When you see a New York fan tonight (a rare sight I hope), I trust you’ll make them feel as welcome in Verizon Center as they made our people feel unwelcome at Nassau. Literally kill them with kindness.
Wait. Let me start over.
Antipathy has its place, but it’s on the ice– between Wilson and Okposo, Ovechkin and Boychuk, Holtby and everyone who shoots at Holtby. There’s no place for hate up in the stands. We’ve got way too much in common for that.
Plus: nothing confuses a bully like being nice to him.

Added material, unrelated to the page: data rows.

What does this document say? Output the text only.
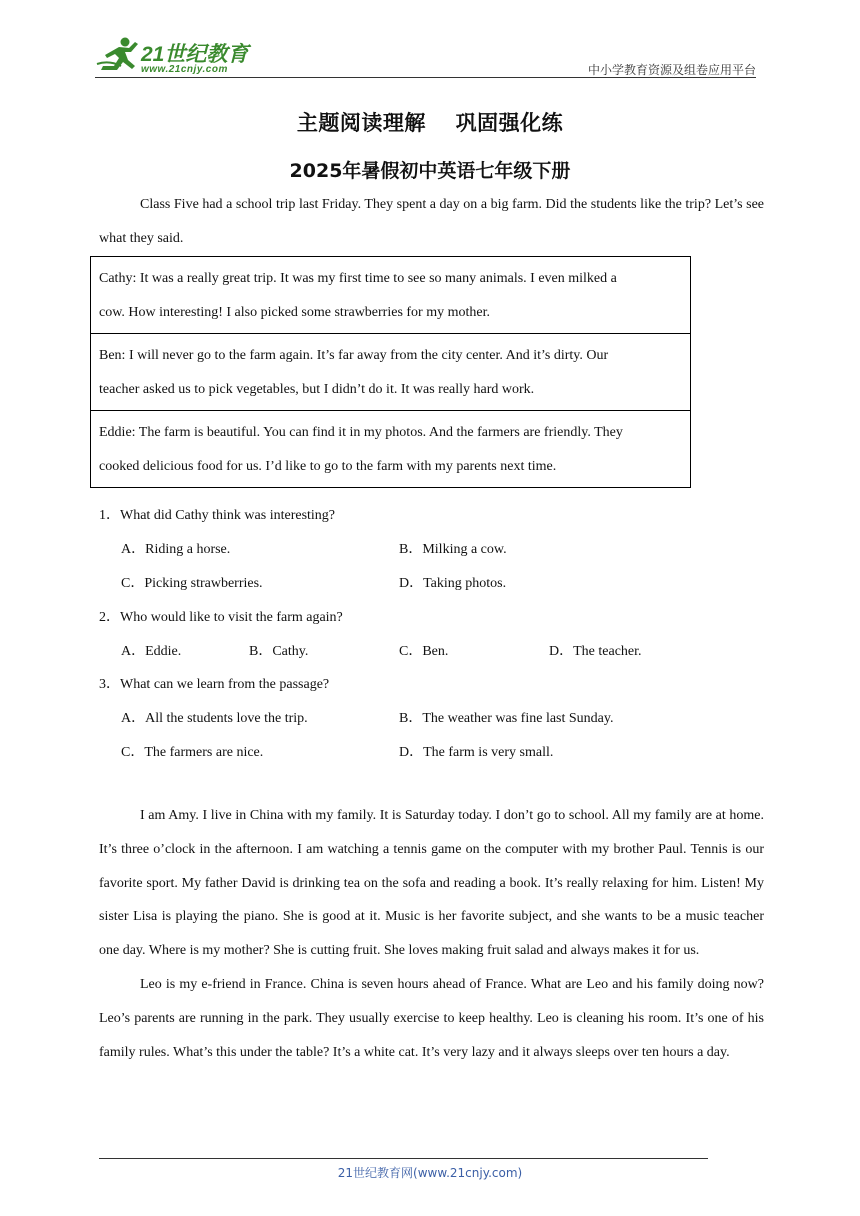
21世纪教育
www.21cnjy.com	中小学教育资源及组卷应用平台
主题阅读理解 巩固强化练
2025年暑假初中英语七年级下册

Class Five had a school trip last Friday. They spent a day on a big farm. Did the students like the trip? Let’s see what they said.

Cathy: It was a really great trip. It was my first time to see so many animals. I even milked a
cow. How interesting! I also picked some strawberries for my mother.
Ben: I will never go to the farm again. It’s far away from the city center. And it’s dirty. Our
teacher asked us to pick vegetables, but I didn’t do it. It was really hard work.
Eddie: The farm is beautiful. You can find it in my photos. And the farmers are friendly. They
cooked delicious food for us. I’d like to go to the farm with my parents next time.
1．What did Cathy think was interesting?
A．Riding a horse.	B．Milking a cow.
C．Picking strawberries.	D．Taking photos.
2．Who would like to visit the farm again?
A．Eddie.	B．Cathy.	C．Ben.	D．The teacher.
3．What can we learn from the passage?
A．All the students love the trip.	B．The weather was fine last Sunday.
C．The farmers are nice.	D．The farm is very small.

I am Amy. I live in China with my family. It is Saturday today. I don’t go to school. All my family are at home. It’s three o’clock in the afternoon. I am watching a tennis game on the computer with my brother Paul. Tennis is our favorite sport. My father David is drinking tea on the sofa and reading a book. It’s really relaxing for him. Listen! My sister Lisa is playing the piano. She is good at it. Music is her favorite subject, and she wants to be a music teacher one day. Where is my mother? She is cutting fruit. She loves making fruit salad and always makes it for us.

Leo is my e-friend in France. China is seven hours ahead of France. What are Leo and his family doing now? Leo’s parents are running in the park. They usually exercise to keep healthy. Leo is cleaning his room. It’s one of his family rules. What’s this under the table? It’s a white cat. It’s very lazy and it always sleeps over ten hours a day.

21世纪教育网(www.21cnjy.com)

I’m usually pretty happy to watch games from home, where I can wear my pajamas and hang out with my dog and write some jokes for the website. Tonight, however, I’ll wish I were at Verizon Center with all of you, rocking the red, cheering on the guys, and generally having a party in the upper bowl.
I hope there are fist bumps and high fives and cry fives for the people in red. I hope there are polite handshakes and warm smiles for the folks in Isles garb. I hope there are rocked red outfits and raining hats and bailamos.
If Verizon Center could just sing “Bailamos,” that’d pretty much guarantee a win, right?